Presentation and uniqueness of Kac-Moody groups over local rings
Timothée Marquis, Bernhard Mühlherr
TL;DR
This work proves that for a 2-spherical generalized Cartan matrix $A$ and a valuation ring $R$ satisfying condition $(co)$, the canonical map $\mathfrak{G}_A(R)\to\mathfrak{G}_A^{\min}(R)$ is injective, yielding $\mathfrak{G}_A(R)\cong \mathfrak{G}_A^{\min}(R)\subseteq \mathfrak{G}_A(\mathbb{K})$ where $\mathbb{K}$ is the field of fractions of $R$. The authors establish this by presenting $\mathfrak{G}_A^{\min}(R)$ as a Curtis–Tits amalgam $\mathrm{CT}_A(R)$ built from rank-1 and rank-2 Chevalley groups, and by proving that the natural map $\mathrm{CT}_A(R)\to \mathfrak{G}_A(R)\to \mathfrak{G}_A^{\min}(R)$ is an isomorphism. A core geometric input is the construction of simply connected twin chamber systems associated to $G^{\min}_R$, together with a general result: if a twin chamber system is simply connected, then its opposition system $\mathrm{Opp}(\mathcal{C})$ is simply connected; this underpins the Curtis–Tits presentation in the ring setting. As a byproduct, Laurent polynomial rings $R[t,t^{-1}]$ are shown to be universal for root systems not of type $A_1$ in this context, generalizing Morita-type universality results to the Kac–Moody setting over valuation rings.
Abstract
To any generalised Cartan matrix (GCM) $A$ and any ring $R$, Tits associated a Kac-Moody group $\mathfrak{G}_A(R)$ defined by a presentation à la Steinberg. For a domain $R$ with field of fractions $\mathbb{K}$, we explore the question of whether the canonical map $\varphi_R\colon\thinspace \mathfrak{G}_A(R)\to \mathfrak{G}_A(\mathbb{K})$ is injective.

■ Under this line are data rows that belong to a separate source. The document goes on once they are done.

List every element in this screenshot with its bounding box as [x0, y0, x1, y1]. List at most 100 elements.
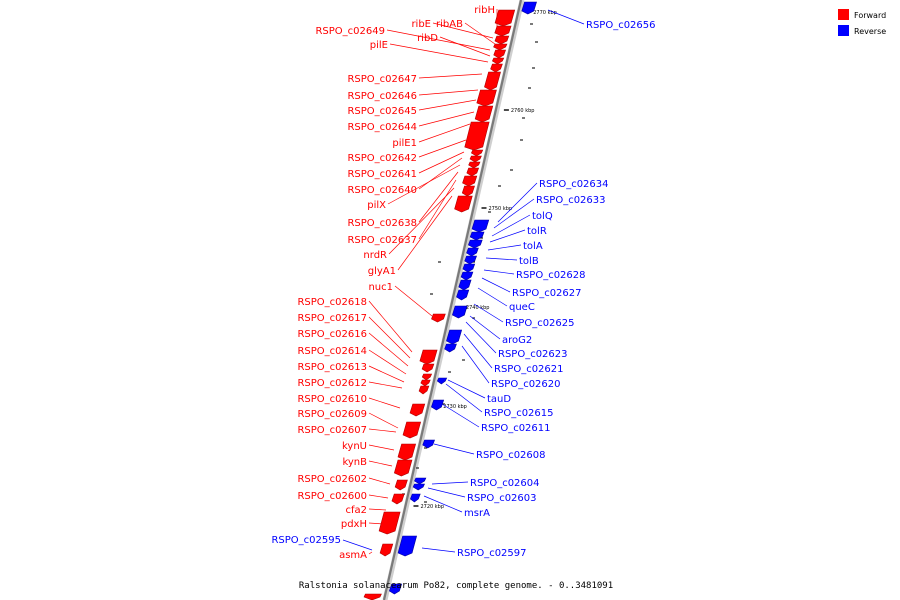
leader-line [368, 460, 393, 467]
gene-features [363, 1, 537, 600]
leader-line [465, 321, 497, 354]
leader-line [497, 182, 538, 223]
gene-label-rspo-c02641: RSPO_c02641 [347, 169, 417, 180]
gene-label-rspo-c02633: RSPO_c02633 [536, 195, 606, 206]
forward-gene [468, 161, 481, 169]
gene-label-rspo-c02621: RSPO_c02621 [494, 364, 564, 375]
leader-line [418, 111, 475, 127]
gene-label-rspo-c02602: RSPO_c02602 [297, 474, 367, 485]
gene-label-taud: tauD [487, 394, 511, 405]
gene-label-rspo-c02627: RSPO_c02627 [512, 288, 582, 299]
gene-label-rspo-c02600: RSPO_c02600 [297, 491, 367, 502]
reverse-gene [469, 231, 485, 241]
forward-gene [461, 185, 475, 197]
forward-gene [474, 105, 494, 123]
reverse-gene [412, 483, 425, 491]
gene-label-rspo-c02646: RSPO_c02646 [347, 91, 417, 102]
gene-label-pilx: pilX [367, 200, 386, 211]
forward-gene [469, 155, 482, 163]
forward-gene [490, 63, 503, 73]
gene-label-pdxh: pdxH [341, 519, 367, 530]
leader-line [418, 171, 459, 223]
gene-label-ribh: ribH [474, 5, 495, 16]
gene-label-rspo-c02638: RSPO_c02638 [347, 218, 417, 229]
leader-line [368, 508, 387, 511]
leader-line [547, 9, 585, 25]
leader-line [418, 179, 457, 240]
forward-gene [492, 57, 505, 65]
forward-gene [393, 459, 413, 477]
reverse-gene [436, 377, 448, 385]
reverse-gene [460, 271, 474, 281]
gene-label-kynb: kynB [342, 457, 367, 468]
gene-label-rspo-c02617: RSPO_c02617 [297, 313, 367, 324]
leader-line [394, 285, 433, 317]
genome-backbone [382, 0, 525, 600]
gene-label-rspo-c02616: RSPO_c02616 [297, 329, 367, 340]
leader-line [418, 89, 479, 96]
leader-line [368, 397, 401, 409]
gene-label-rspo-c02637: RSPO_c02637 [347, 235, 417, 246]
reverse-gene [462, 263, 476, 273]
reverse-gene [410, 493, 421, 503]
gene-label-rspo-c02628: RSPO_c02628 [516, 270, 586, 281]
forward-gene [466, 167, 480, 177]
gene-label-cfa2: cfa2 [345, 505, 367, 516]
leader-line [368, 381, 403, 389]
gene-label-glya1: glyA1 [368, 266, 396, 277]
forward-gene [494, 35, 510, 45]
gene-label-rspo-c02610: RSPO_c02610 [297, 394, 367, 405]
leader-line [388, 187, 455, 255]
gene-label-rspo-c02642: RSPO_c02642 [347, 153, 417, 164]
leader-line [368, 444, 395, 451]
leader-line [441, 403, 480, 428]
reverse-gene [414, 477, 427, 485]
gene-label-rspo-c02647: RSPO_c02647 [347, 74, 417, 85]
gene-label-rspo-c02613: RSPO_c02613 [297, 362, 367, 373]
leader-line [447, 379, 486, 399]
leader-line [481, 277, 511, 293]
leader-line [418, 123, 471, 143]
forward-gene [409, 403, 426, 417]
legend-forward-label: Forward [854, 11, 886, 20]
leader-line [491, 214, 531, 237]
leader-line [368, 316, 411, 359]
forward-gene [431, 313, 446, 323]
forward-gene [379, 543, 394, 557]
leader-line [493, 198, 535, 229]
legend-reverse-swatch [838, 25, 849, 36]
forward-gene [471, 149, 484, 157]
reverse-gene [444, 343, 457, 353]
gene-label-pile1: pilE1 [392, 138, 417, 149]
forward-gene [462, 175, 478, 187]
scale-tick-label: 2740 kbp [466, 305, 490, 311]
gene-label-quec: queC [509, 302, 535, 313]
gene-label-asma: asmA [339, 550, 367, 561]
leader-line [368, 477, 391, 485]
gene-label-nrdr: nrdR [363, 250, 387, 261]
reverse-gene [452, 305, 468, 319]
gene-label-ribe: ribE [411, 19, 431, 30]
leader-line [389, 43, 489, 63]
gene-labels: ribH ribE ribAB RSPO_c02649 ribD pilE RSPO_c02… [271, 5, 655, 561]
leader-line [483, 269, 515, 275]
gene-label-tolr: tolR [527, 226, 547, 237]
gene-label-tola: tolA [523, 241, 543, 252]
reverse-gene [464, 255, 477, 265]
leader-line [342, 539, 373, 551]
forward-gene [418, 385, 430, 395]
forward-gene [493, 43, 508, 51]
gene-label-rspo-c02608: RSPO_c02608 [476, 450, 546, 461]
legend-reverse-label: Reverse [854, 27, 886, 36]
reverse-gene [466, 247, 479, 257]
leader-line [445, 383, 483, 413]
reverse-gene [458, 279, 472, 291]
reverse-gene [446, 329, 463, 345]
forward-gene [454, 195, 473, 213]
leader-line [418, 151, 465, 174]
leader-line [397, 195, 453, 271]
reverse-gene [422, 439, 435, 449]
forward-gene [494, 25, 512, 37]
leader-line [368, 412, 399, 429]
leader-line [487, 244, 522, 251]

This question for Cartan matrices has a long history, and for GCMs was already present in Tits' foundational papers on Kac-Moody groups. We prove that for any $2$-spherical GCM $A$, the map $\varphi_R$ is injective for all valuation rings $R$ (under an additional minor condition (co)). To the best of our knowledge, this is the first such injectivity result beyond the classical setting.